From the late 1990s until five or six years ago, it was fairly easy to keep up with the latest interesting stuff in terms of full stack. Adjustments were modest year to year. At this point I've entirely given up trying to keep up with the very rapid fad switching that has been going on. Real full stack is now only possible if you freeze pretty strictly across the stack and don't try to keep up as the next fad rolls in for a given part of the stack. If you try to keep up with all the fads now, it'll burn you out (and most likely make you hate what you do as you realize how pointless the constant switching is).

I've found - as you'd expect - that abandoning the stack rat race hasn't had any negative impact. Most of the latest fads are entirely unnecessary and bring nothing to the table that prior numerous solutions didn't already deliver toward building, launching and maintaining product.




This is the other side of the coin. A lot of folks in the industry, especially on the younger side, tend to believe they are operating at FAANG levels of data and complexities. What happens is that you get convoluted, over-engineered architectures and applications which really do nothing other than pad resumes.
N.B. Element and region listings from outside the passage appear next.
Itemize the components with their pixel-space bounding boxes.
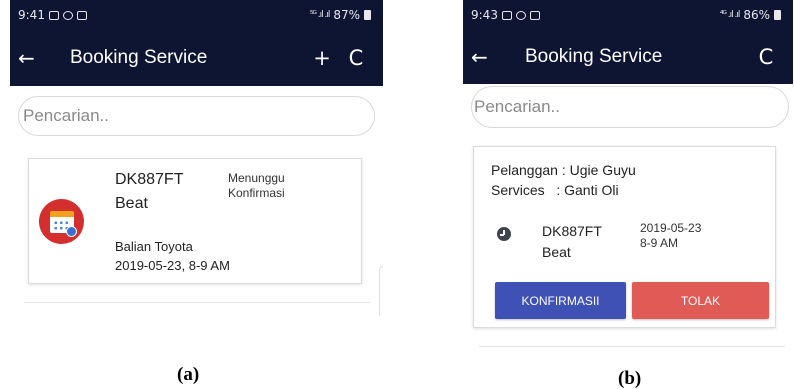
status-time: 9:41 — [18, 8, 45, 22]
booking-status: Menunggu Konfirmasi — [228, 171, 285, 200]
booking-time: 8-9 AM — [640, 236, 679, 250]
battery-percent: 87% — [333, 8, 360, 22]
customer-line: Pelanggan : Ugie Guyu — [491, 162, 636, 178]
booking-card[interactable]: DK887FT Beat Menunggu Konfirmasi Balian … — [28, 158, 362, 284]
check-badge-icon — [66, 226, 77, 237]
calendar-check-icon — [39, 199, 84, 244]
status-bar: 9:43 ⁴ᴳ .ıl .ıl 86% — [463, 0, 793, 30]
status-time: 9:43 — [471, 8, 498, 22]
screen-b: 9:43 ⁴ᴳ .ıl .ıl 86% ← Booking Service C … — [463, 0, 793, 352]
booking-vehicle: Beat — [115, 195, 148, 212]
gallery-notification-icon — [48, 10, 59, 20]
search-input[interactable]: Pencarian.. — [471, 86, 789, 128]
page-title: Booking Service — [70, 47, 208, 68]
next-card-edge — [379, 266, 383, 316]
status-left: 9:41 — [18, 8, 87, 22]
screen-a: 9:41 ⁵ᴳ .ıl .ıl 87% ← Booking Service + … — [10, 0, 383, 330]
figure-caption-b: (b) — [618, 368, 642, 389]
booking-location: Balian Toyota — [115, 239, 193, 254]
booking-plate: DK887FT — [542, 223, 602, 239]
search-placeholder: Pencarian.. — [474, 97, 560, 116]
app-bar: ← Booking Service + C — [10, 30, 383, 86]
back-arrow-icon[interactable]: ← — [471, 45, 501, 69]
booking-card[interactable]: Pelanggan : Ugie Guyu Services : Ganti O… — [473, 146, 776, 328]
status-left: 9:43 — [471, 8, 540, 22]
signal-icon: ⁴ᴳ .ıl .ıl — [719, 10, 740, 20]
reject-button[interactable]: TOLAK — [632, 282, 769, 319]
notification-icon — [62, 10, 73, 20]
booking-plate: DK887FT — [115, 171, 184, 188]
back-arrow-icon[interactable]: ← — [18, 46, 48, 70]
notification-icon — [515, 10, 526, 20]
status-right: ⁴ᴳ .ıl .ıl 86% — [720, 8, 781, 22]
search-input[interactable]: Pencarian.. — [18, 96, 375, 136]
battery-icon — [774, 10, 781, 20]
status-right: ⁵ᴳ .ıl .ıl 87% — [310, 8, 371, 22]
search-placeholder: Pencarian.. — [23, 106, 109, 125]
confirm-button[interactable]: KONFIRMASII — [495, 282, 626, 319]
battery-icon — [364, 10, 371, 20]
list-divider — [479, 346, 785, 347]
services-line: Services : Ganti Oli — [491, 182, 619, 198]
booking-vehicle: Beat — [542, 244, 571, 260]
battery-percent: 86% — [743, 8, 770, 22]
clock-icon — [497, 227, 511, 241]
app-bar: ← Booking Service C — [463, 30, 793, 84]
add-icon[interactable]: + — [305, 46, 339, 70]
gallery-notification-icon — [501, 10, 512, 20]
refresh-icon[interactable]: C — [339, 46, 373, 70]
booking-date: 2019-05-23 — [640, 221, 702, 235]
refresh-icon[interactable]: C — [749, 45, 783, 69]
status-bar: 9:41 ⁵ᴳ .ıl .ıl 87% — [10, 0, 383, 30]
page-title: Booking Service — [525, 46, 663, 67]
message-notification-icon — [76, 10, 87, 20]
figure-caption-a: (a) — [177, 364, 200, 385]
message-notification-icon — [529, 10, 540, 20]
signal-icon: ⁵ᴳ .ıl .ıl — [309, 10, 330, 20]
booking-schedule: 2019-05-23, 8-9 AM — [115, 258, 230, 273]
list-divider — [24, 302, 370, 303]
The next time you are listening to a talk or reading a blog entry that drones on about how complex their stack is, stop and think for a moment: "Do they really have traffic/MAU levels that merit this approach? Are they really operating on data that is PB scale or just a few GBs?" More often than not, the answer is an emphatic No ... or "Can this application be distilled down to a vanilla MVC app with a few cronjobs running?" Yes.


>What happens is that you get convoluted, over-engineered architectures and applications which really do nothing other than pad resumes.

But padding resumes is one of those seemingly fundamental problems of any industry (or bureaucracy). Many poor decisions by (middle) management come down to padding resumes - when the consequences of bad decisions eventually happen said managers are gone. Hell, you could even argue that a lot of higher education is about padding your resume rather than learning skills. Unfortunately, it seems that we have to live with the added baggage of "padding resumes".


Maybe the point _is_ to pad resumes, ie Resume Driven Development. The incentives align for this to take place, as companies want to hire for the trendiest and newest technologies, simply as a way of virtue signaling that they're good, regardless of the efficacy of the new technologies. If I can job hop every few years while padding my resume, and get paid 30% more each time, for some N job hops, why wouldn't I? In this case, when you follow the incentives, you see why this happens. That the incentives of the business don't align exactly (stability, speed, efficiency to some regard) is inconsequential to the developer who wants to increase their value.


I will argue that some projects are definitely overly architectured simply for the sake of gaining experience in doing so. If everyone waited until they actually had Google scale problems to learn how to create scalable architecture, then only a small subset of people would have that skill. It is the initiative of doing so and ability to point at previous history of successfully completing such projects that give these people the opportunity to work on problems that actually require said complex solutions.